15 Temmuz 1974…
Tam 50 yıl önceydi…
Yeşilırmak’taydım…
Bu dünyalar güzeli köyü ve insanlarını ilk kez tanıyordum…
Sabahleyin “Devrimciler” çadırında uyandık ve 15 günlük “Gençlik Kampı”nı terk etmek üzere hazırlıklara başladık…
Saat 10 dolaylarında bir haber geldi…
“Yola çıkmayın, Rum tarafında karışıklıklar var, bekleyin” dediler…
“Öğretmen Koleji”nde okurken, Çanakkale’nin, İntepe bölgesinde “Gençlik Lideri Yetiştirme Kursu”na katılmıştım.
Elimde “Gençlik Lideri” sertifikası vardı…
“Otonom Türk Yönetimi” o dönemde 15-17 yaşlarındaki gençlere yönelik kamplar düzenliyordu.
Yeşilırmak’taki kampta gönüllü olarak görev almıştım.
İlgili Daire’nin üst düzey yetkilisi beni çağırdı ve gençlere yönelik bir açılış konuşması yapmamı istedi.
Konuşmayı hazırladım, yeni aldığım “daktilo”mda yazarak kendisine sundum…
İçinde bol bol “Atatürk” geçiyordu…
Devrimler geçiyordu…
Yetkili bürokrat tuttu; kırmızı kalemle tüm “devrim” sözcüklerini “inkılap”a çevirdi…
Daha birçok cümlem sansüre uğramıştı…
Lefkoşa’dan Yeşilırmak’a gitmek üzere hareket ettiğimizde “lale tarlasına” döndürülmüş sansürlü konuşmayı bana teslim etti.
“Küçük değişiklikler yaptım, ona göre” dedi…
Sarsılmıştım.
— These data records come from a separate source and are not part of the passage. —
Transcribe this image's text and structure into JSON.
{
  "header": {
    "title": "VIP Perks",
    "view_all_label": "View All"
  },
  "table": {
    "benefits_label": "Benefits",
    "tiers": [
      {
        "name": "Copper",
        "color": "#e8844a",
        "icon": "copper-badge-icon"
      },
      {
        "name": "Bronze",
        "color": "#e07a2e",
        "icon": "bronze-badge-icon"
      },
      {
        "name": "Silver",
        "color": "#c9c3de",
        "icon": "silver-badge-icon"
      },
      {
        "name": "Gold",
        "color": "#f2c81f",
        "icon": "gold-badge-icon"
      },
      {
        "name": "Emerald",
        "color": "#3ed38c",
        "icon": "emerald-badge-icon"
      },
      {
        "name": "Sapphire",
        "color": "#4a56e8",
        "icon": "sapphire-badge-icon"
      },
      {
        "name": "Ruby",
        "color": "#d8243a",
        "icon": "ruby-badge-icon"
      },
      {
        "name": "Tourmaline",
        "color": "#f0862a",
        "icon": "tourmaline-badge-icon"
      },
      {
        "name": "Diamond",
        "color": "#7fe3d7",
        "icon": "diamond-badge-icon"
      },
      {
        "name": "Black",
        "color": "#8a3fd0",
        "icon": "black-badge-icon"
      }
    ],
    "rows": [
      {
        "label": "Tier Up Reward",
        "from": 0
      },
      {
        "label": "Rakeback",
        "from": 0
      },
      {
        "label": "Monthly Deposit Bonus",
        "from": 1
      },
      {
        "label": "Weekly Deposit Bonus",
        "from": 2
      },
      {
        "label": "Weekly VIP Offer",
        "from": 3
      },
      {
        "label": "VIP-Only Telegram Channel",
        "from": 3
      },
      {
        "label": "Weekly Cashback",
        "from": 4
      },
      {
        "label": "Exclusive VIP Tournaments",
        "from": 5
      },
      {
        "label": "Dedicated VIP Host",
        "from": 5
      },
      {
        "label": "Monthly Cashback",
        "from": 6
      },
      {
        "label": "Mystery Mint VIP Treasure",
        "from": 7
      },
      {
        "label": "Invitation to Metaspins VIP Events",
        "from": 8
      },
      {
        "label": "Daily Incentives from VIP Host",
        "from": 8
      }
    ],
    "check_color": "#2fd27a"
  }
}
Bütün hevesim kırılmıştı. Konuşmayı yapmamaya karar verdim.
Bir tepe üzerindeki düzlüğe çadırlarımızı kurmaya başladık.
Anımsadığıma göre 5-6 çadır vardı; her çadırda da 8-10 genç…
Benim çadırdaki kampçılar, liselerden gelmiş, “pırıl pırıl” çocuklardı…
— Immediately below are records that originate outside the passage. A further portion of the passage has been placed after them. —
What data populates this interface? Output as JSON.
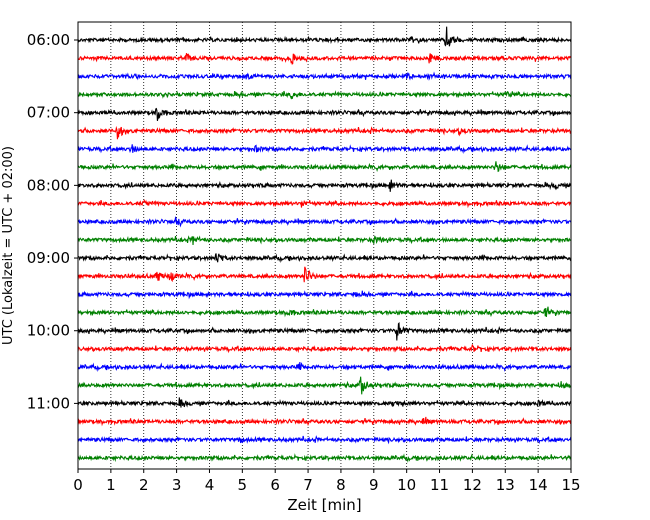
{
  "chart_data": {
    "type": "line",
    "chart_kind": "helicorder",
    "xlabel": "Zeit  [min]",
    "ylabel": "UTC (Lokalzeit = UTC + 02:00)",
    "xlim": [
      0,
      15
    ],
    "x_ticks": [
      0,
      1,
      2,
      3,
      4,
      5,
      6,
      7,
      8,
      9,
      10,
      11,
      12,
      13,
      14,
      15
    ],
    "x_tick_labels": [
      "0",
      "1",
      "2",
      "3",
      "4",
      "5",
      "6",
      "7",
      "8",
      "9",
      "10",
      "11",
      "12",
      "13",
      "14",
      "15"
    ],
    "y_tick_labels": [
      "06:00",
      "07:00",
      "08:00",
      "09:00",
      "10:00",
      "11:00"
    ],
    "y_tick_rows": [
      0,
      4,
      8,
      12,
      16,
      20
    ],
    "row_minutes": 15,
    "vertical_grid": "dotted at every minute",
    "trace_colors": [
      "#000000",
      "#ff0000",
      "#0000ff",
      "#008000"
    ],
    "rows": [
      {
        "events": [
          [
            11.2,
            1.0
          ]
        ]
      },
      {
        "events": [
          [
            6.5,
            0.35
          ],
          [
            10.7,
            0.45
          ],
          [
            3.3,
            0.25
          ]
        ]
      },
      {
        "events": [
          [
            5.1,
            0.2
          ],
          [
            10.0,
            0.2
          ]
        ]
      },
      {
        "events": [
          [
            6.5,
            0.25
          ],
          [
            13.0,
            0.2
          ]
        ]
      },
      {
        "events": [
          [
            2.4,
            0.55
          ]
        ]
      },
      {
        "events": [
          [
            1.2,
            0.5
          ],
          [
            11.6,
            0.2
          ]
        ]
      },
      {
        "events": [
          [
            1.6,
            0.35
          ],
          [
            5.4,
            0.2
          ]
        ]
      },
      {
        "events": [
          [
            12.7,
            0.45
          ]
        ]
      },
      {
        "events": [
          [
            9.5,
            0.4
          ],
          [
            14.5,
            0.2
          ]
        ]
      },
      {
        "events": [
          [
            2.0,
            0.2
          ],
          [
            6.8,
            0.2
          ]
        ]
      },
      {
        "events": [
          [
            3.0,
            0.2
          ]
        ]
      },
      {
        "events": [
          [
            3.5,
            0.3
          ],
          [
            9.0,
            0.3
          ]
        ]
      },
      {
        "events": [
          [
            4.2,
            0.45
          ]
        ]
      },
      {
        "events": [
          [
            2.4,
            0.4
          ],
          [
            2.8,
            0.35
          ],
          [
            6.9,
            0.85
          ]
        ]
      },
      {
        "events": [
          [
            8.4,
            0.15
          ]
        ]
      },
      {
        "events": [
          [
            14.2,
            0.4
          ],
          [
            6.4,
            0.2
          ]
        ]
      },
      {
        "events": [
          [
            9.7,
            0.75
          ]
        ]
      },
      {
        "events": [
          [
            12.0,
            0.2
          ]
        ]
      },
      {
        "events": [
          [
            6.7,
            0.2
          ]
        ]
      },
      {
        "events": [
          [
            8.6,
            0.75
          ],
          [
            14.7,
            0.25
          ]
        ]
      },
      {
        "events": [
          [
            3.1,
            0.3
          ],
          [
            9.6,
            0.2
          ],
          [
            14.0,
            0.2
          ]
        ]
      },
      {
        "events": [
          [
            10.5,
            0.2
          ]
        ]
      },
      {
        "events": [
          [
            4.9,
            0.2
          ]
        ]
      },
      {
        "events": [
          [
            14.9,
            0.2
          ]
        ]
      }
    ]
  }
}
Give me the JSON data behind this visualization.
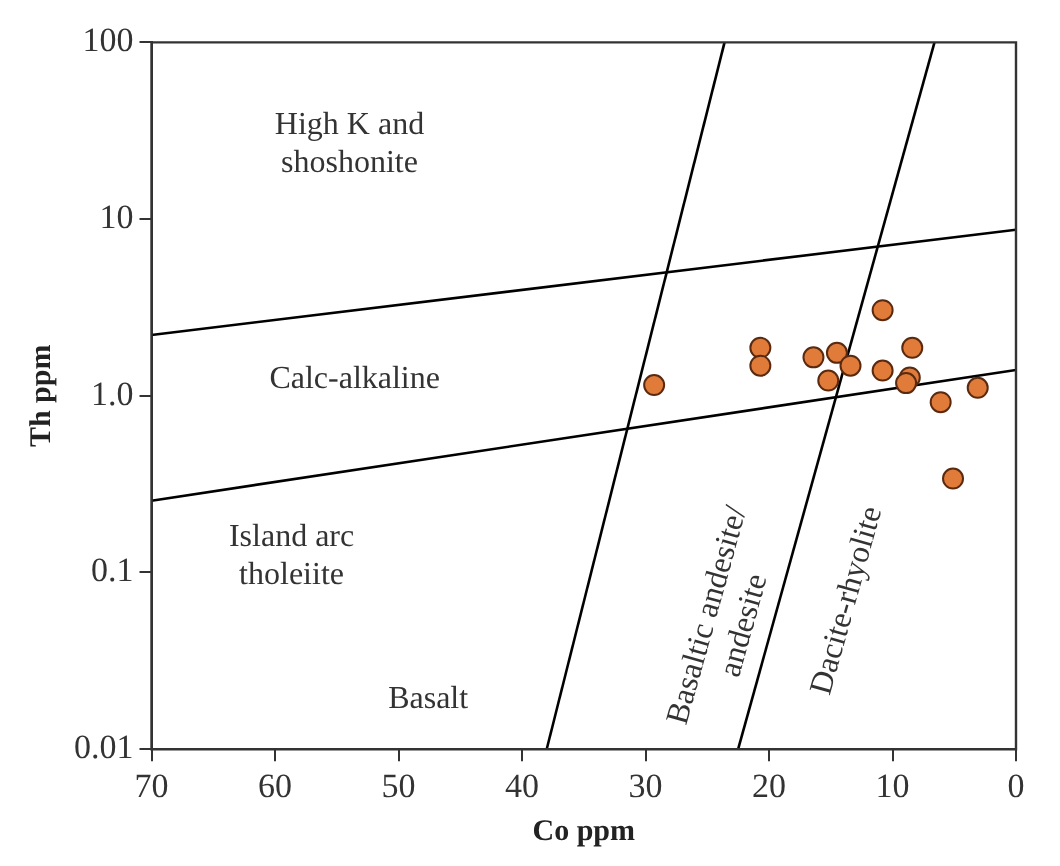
{
  "chart_data": {
    "type": "scatter",
    "xlabel": "Co ppm",
    "ylabel": "Th ppm",
    "xlim": [
      70,
      0
    ],
    "xticks": [
      70,
      60,
      50,
      40,
      30,
      20,
      10,
      0
    ],
    "ylim": [
      0.01,
      100
    ],
    "yticks": [
      {
        "value": 0.01,
        "label": "0.01"
      },
      {
        "value": 0.1,
        "label": "0.1"
      },
      {
        "value": 1,
        "label": "1.0"
      },
      {
        "value": 10,
        "label": "10"
      },
      {
        "value": 100,
        "label": "100"
      }
    ],
    "log": "y",
    "grid": false,
    "legend": false,
    "series": [
      {
        "type": "line",
        "marker": "none",
        "color": "#000000",
        "x": [
          70,
          0
        ],
        "values": [
          2.21,
          8.7
        ]
      },
      {
        "type": "line",
        "marker": "none",
        "color": "#000000",
        "x": [
          70,
          0
        ],
        "values": [
          0.255,
          1.4
        ]
      },
      {
        "type": "line",
        "marker": "none",
        "color": "#000000",
        "x": [
          38,
          23.6
        ],
        "values": [
          0.01,
          100
        ]
      },
      {
        "type": "line",
        "marker": "none",
        "color": "#000000",
        "x": [
          22.5,
          6.6
        ],
        "values": [
          0.01,
          100
        ]
      },
      {
        "marker": "circle",
        "color": "#e07b39",
        "x": [
          29.3,
          20.7,
          20.7,
          16.4,
          14.5,
          13.4,
          15.2,
          10.8,
          10.8,
          8.4,
          8.6,
          8.9,
          6.1,
          3.1,
          5.1
        ],
        "values": [
          1.15,
          1.87,
          1.48,
          1.65,
          1.75,
          1.48,
          1.22,
          3.05,
          1.39,
          1.87,
          1.27,
          1.18,
          0.92,
          1.11,
          0.34
        ]
      }
    ],
    "annotations": [
      "High K and\nshoshonite",
      "Calc-alkaline",
      "Island arc\ntholeiite",
      "Basalt",
      "Basaltic andesite/\nandesite",
      "Dacite-rhyolite"
    ]
  }
}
Her birinin kültürel değeri olan bir ya da birkaç marifeti vardı.
Capcanlı, hareketli, benimle uyumlu bir ekipti çadırımdaki gençler…
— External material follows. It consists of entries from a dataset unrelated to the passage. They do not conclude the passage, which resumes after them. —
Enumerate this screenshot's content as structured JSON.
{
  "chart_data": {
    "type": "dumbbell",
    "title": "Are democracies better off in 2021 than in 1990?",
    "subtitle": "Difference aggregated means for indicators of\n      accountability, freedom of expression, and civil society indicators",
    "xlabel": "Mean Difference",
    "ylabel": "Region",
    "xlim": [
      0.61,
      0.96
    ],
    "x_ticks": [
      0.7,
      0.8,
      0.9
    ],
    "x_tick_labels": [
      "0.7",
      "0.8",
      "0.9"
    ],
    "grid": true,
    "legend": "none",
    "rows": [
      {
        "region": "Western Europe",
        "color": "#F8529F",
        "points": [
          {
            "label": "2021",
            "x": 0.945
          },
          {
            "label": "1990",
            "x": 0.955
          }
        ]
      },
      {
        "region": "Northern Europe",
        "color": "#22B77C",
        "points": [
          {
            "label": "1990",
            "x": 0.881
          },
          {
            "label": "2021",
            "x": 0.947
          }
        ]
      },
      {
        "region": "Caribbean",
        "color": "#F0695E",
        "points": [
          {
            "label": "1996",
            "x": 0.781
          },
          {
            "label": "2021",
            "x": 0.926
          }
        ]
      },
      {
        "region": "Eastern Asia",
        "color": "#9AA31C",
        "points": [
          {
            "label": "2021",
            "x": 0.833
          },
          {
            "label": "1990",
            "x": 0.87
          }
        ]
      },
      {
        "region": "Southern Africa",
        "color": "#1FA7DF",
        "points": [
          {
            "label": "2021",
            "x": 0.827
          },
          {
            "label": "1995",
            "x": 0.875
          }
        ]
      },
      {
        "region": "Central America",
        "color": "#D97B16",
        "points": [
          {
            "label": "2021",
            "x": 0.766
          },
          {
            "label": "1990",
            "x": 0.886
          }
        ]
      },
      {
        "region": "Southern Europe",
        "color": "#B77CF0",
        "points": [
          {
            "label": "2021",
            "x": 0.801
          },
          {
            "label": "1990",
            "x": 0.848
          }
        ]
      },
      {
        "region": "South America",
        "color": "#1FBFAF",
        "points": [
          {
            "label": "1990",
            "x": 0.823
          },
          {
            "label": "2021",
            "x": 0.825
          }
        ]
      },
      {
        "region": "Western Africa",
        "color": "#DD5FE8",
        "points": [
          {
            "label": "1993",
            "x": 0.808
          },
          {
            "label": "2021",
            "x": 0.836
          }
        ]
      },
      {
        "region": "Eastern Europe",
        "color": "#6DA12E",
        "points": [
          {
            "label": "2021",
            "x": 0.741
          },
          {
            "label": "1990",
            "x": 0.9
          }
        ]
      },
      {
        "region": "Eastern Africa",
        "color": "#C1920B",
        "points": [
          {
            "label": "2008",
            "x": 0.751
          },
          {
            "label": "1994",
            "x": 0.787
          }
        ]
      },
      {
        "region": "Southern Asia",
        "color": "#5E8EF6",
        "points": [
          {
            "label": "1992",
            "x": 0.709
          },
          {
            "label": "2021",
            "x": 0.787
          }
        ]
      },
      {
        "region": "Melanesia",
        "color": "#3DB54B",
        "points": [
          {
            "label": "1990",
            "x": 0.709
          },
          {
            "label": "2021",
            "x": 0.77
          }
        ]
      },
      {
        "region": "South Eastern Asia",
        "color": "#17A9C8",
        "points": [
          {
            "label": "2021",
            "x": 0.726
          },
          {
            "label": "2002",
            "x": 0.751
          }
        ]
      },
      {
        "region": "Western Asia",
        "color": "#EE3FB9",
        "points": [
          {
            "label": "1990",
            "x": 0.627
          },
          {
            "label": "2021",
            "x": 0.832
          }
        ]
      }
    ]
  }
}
Daha ilk toplantımızda, onlara yaşadığım “sansür” olayını anlattım.
“Madem ki öyle, bizim çadırın adı Devrimciler Çadırı olsun” dediler…
Tam bir “güce karşı koyma” eksersiziydi yaptığımız…
15 gün boyunca, Yeşilırmak’ta harika etkinlikler düzenledik…
Köylülerle iyice kaynaşmıştık…
15 Temmuz sabahı, yollar kapandığı için Lefkoşa’ya dönemedik. Köydeki Mücahit Komutanlığı, kampçılara köye giriş yollarını “gözetleme” görevi verdi.
Geceleri, sırayla nöbet tutuyordu gençlerimiz…
18 Temmuz günü, BM askerleri eşliğinde “konvoy” halinde Lefkoşa’ya götürüldük.
Yollar; EOKA B’nin silahlı militanlarının kontrolündeydi.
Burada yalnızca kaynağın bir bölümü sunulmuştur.